Auch Rainer Frisch und Jan Schulz von der Gesellschaft für Konfliktmanagement gestalteten einen eindrucksvollen Workshop mit den Achtklässler:innen. Im Mittelpunkt stand die Auseinandersetzung mit den eigenen Zielen, Stärken und Zukunftsperspektiven. Durch verschiedene Team-Aufgaben wurde deutlich, dass es für das Gelingen vor allem Vertrauen braucht. Besonders anschaulich wurde es durch eine praktische Übung: Mit viel Einsatz versuchten die Schüler:innen, ihre Ziele tatsächlich zu greifen, während ihre Hindernisse wie Faulheit oder Ungeduld ihnen im Weg standen. Dabei wurde deutlich, dass Zielerreichung Engagement und Durchhaltevermögen erfordert. Der Workshop traf genau den Nerv der Abschlussklasse und wurde von den Schüler:innen mit großer Wertschätzung aufgenommen.

Der „Day of Hope“ zeigte eindrucksvoll, wie Schule als Raum für persönliche Entwicklung und Gemeinschaft gestaltet werden kann. Die zahlreichen kreativen und interaktiven Angebote boten vielen Schüler:innen wertvolle Impulse für ihre Identitätsentwicklung.

Insgesamt war dieser Tag weit mehr als eine schulische Veranstaltung: Er stand für eine Haltung, in der Hoffnung, Frieden, Mut und Zusammenhalt im Mittelpunkt stehen.
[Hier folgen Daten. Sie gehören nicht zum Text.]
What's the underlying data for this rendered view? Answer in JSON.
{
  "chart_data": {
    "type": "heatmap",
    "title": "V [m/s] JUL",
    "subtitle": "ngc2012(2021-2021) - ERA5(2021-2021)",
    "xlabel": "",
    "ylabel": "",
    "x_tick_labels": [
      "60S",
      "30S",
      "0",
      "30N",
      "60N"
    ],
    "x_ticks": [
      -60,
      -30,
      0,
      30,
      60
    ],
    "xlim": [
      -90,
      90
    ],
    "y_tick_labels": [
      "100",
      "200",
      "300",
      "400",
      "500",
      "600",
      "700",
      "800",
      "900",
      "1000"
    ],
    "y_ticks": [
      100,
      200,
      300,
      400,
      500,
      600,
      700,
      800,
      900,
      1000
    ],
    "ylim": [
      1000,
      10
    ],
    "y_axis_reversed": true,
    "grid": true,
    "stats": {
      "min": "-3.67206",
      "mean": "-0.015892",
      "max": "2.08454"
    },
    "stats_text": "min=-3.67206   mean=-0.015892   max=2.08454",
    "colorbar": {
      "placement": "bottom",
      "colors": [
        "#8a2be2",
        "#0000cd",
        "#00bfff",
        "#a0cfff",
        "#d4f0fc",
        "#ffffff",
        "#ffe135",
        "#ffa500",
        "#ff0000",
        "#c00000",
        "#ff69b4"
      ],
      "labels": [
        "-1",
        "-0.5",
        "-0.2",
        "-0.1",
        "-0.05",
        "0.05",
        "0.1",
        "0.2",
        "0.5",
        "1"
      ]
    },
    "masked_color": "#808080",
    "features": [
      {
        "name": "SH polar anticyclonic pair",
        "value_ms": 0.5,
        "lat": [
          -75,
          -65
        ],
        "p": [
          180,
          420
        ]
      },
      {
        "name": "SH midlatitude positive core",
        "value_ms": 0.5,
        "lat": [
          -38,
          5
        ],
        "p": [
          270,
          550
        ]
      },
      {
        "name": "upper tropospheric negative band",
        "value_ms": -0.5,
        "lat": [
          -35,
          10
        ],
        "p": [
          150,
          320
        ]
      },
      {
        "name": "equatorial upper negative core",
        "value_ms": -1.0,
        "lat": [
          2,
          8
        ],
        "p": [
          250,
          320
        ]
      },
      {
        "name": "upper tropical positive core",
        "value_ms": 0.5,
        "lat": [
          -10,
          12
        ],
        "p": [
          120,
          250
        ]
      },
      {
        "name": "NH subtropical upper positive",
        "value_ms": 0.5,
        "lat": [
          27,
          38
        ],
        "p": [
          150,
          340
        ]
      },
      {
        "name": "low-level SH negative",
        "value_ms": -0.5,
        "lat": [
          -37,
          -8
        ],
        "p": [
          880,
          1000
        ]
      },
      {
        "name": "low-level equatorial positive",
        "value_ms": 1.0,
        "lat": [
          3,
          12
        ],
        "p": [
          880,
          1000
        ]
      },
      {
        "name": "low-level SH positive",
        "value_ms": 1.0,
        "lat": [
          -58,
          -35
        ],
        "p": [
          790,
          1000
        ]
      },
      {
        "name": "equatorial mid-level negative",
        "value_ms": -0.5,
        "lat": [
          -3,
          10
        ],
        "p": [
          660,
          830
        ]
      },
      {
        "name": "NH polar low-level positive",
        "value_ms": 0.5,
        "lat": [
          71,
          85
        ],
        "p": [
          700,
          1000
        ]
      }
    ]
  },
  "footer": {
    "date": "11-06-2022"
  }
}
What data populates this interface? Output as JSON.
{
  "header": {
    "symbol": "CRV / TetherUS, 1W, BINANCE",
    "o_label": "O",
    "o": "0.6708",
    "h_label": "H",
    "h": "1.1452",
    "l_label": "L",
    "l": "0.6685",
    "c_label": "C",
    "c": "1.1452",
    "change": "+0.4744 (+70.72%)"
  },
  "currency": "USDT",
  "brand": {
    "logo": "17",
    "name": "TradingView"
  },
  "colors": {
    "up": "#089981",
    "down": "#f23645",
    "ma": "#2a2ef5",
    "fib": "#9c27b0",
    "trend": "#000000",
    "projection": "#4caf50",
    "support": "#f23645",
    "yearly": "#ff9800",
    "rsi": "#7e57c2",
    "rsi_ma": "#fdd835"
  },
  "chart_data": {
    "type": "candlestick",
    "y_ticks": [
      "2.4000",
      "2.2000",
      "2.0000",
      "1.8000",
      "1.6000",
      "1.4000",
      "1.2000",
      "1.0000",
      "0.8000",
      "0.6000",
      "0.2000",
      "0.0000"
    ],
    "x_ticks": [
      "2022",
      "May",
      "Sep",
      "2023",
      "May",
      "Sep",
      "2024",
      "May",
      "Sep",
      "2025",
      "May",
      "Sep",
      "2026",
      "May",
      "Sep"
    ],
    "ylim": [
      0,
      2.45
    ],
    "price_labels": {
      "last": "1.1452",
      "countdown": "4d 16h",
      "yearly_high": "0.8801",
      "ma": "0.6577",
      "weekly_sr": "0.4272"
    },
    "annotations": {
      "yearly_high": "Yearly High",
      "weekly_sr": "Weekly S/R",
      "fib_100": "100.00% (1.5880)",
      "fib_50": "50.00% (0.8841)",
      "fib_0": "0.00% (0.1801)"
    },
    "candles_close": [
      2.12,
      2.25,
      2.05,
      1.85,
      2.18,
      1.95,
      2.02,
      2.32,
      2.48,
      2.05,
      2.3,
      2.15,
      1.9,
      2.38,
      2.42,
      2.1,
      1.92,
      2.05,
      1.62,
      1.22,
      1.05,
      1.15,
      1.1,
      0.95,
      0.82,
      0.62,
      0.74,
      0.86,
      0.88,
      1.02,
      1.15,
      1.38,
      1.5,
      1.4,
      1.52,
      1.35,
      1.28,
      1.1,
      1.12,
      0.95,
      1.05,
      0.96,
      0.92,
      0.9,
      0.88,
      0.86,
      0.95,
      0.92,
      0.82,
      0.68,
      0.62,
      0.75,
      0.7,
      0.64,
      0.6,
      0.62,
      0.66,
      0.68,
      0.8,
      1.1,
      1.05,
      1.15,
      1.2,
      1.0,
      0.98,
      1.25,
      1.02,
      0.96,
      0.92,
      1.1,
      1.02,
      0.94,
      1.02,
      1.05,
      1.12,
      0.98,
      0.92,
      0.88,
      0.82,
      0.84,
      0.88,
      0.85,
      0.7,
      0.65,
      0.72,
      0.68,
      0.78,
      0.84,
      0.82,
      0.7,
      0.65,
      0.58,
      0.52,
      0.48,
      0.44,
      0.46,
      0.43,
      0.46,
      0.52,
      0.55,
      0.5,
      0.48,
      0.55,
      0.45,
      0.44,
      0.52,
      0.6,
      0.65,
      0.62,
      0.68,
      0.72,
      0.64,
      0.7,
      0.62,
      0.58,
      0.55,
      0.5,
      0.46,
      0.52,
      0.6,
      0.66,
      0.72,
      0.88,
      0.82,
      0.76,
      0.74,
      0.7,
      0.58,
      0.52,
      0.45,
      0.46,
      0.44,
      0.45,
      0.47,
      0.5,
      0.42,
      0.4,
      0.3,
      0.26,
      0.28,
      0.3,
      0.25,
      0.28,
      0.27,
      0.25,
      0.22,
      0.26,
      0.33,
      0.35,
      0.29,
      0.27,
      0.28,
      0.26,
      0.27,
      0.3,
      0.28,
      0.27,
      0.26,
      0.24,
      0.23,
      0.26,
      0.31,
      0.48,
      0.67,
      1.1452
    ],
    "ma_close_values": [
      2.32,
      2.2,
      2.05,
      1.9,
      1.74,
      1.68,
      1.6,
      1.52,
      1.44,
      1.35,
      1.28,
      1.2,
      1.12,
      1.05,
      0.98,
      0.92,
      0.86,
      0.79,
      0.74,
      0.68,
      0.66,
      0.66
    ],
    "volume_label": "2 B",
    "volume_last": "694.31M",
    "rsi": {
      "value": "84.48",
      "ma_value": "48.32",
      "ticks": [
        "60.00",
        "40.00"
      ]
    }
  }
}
Ziel ist es, eine Schulgemeinschaft zu stärken, in der Mitgefühl und gegenseitige Unterstützung selbstverständlich sind – denn gemeinsam lassen sich auch große Herausforderungen bewältigen.

Ein besonderer Dank gilt allen Beteiligten, insbesondere den „Rebels of Hope“ von ART HELPS, die mit ihrem Rahmenprogramm, ihrem Engagement und ihren Workshops maßgeblich zum Gelingen dieses Tages beigetragen haben. Ebenso danken wir unseren Gästen sowie dem gesamten Lehrkräftekollegium der BBR, ohne deren Einsatz ein solcher Tag nicht möglich gewesen wäre.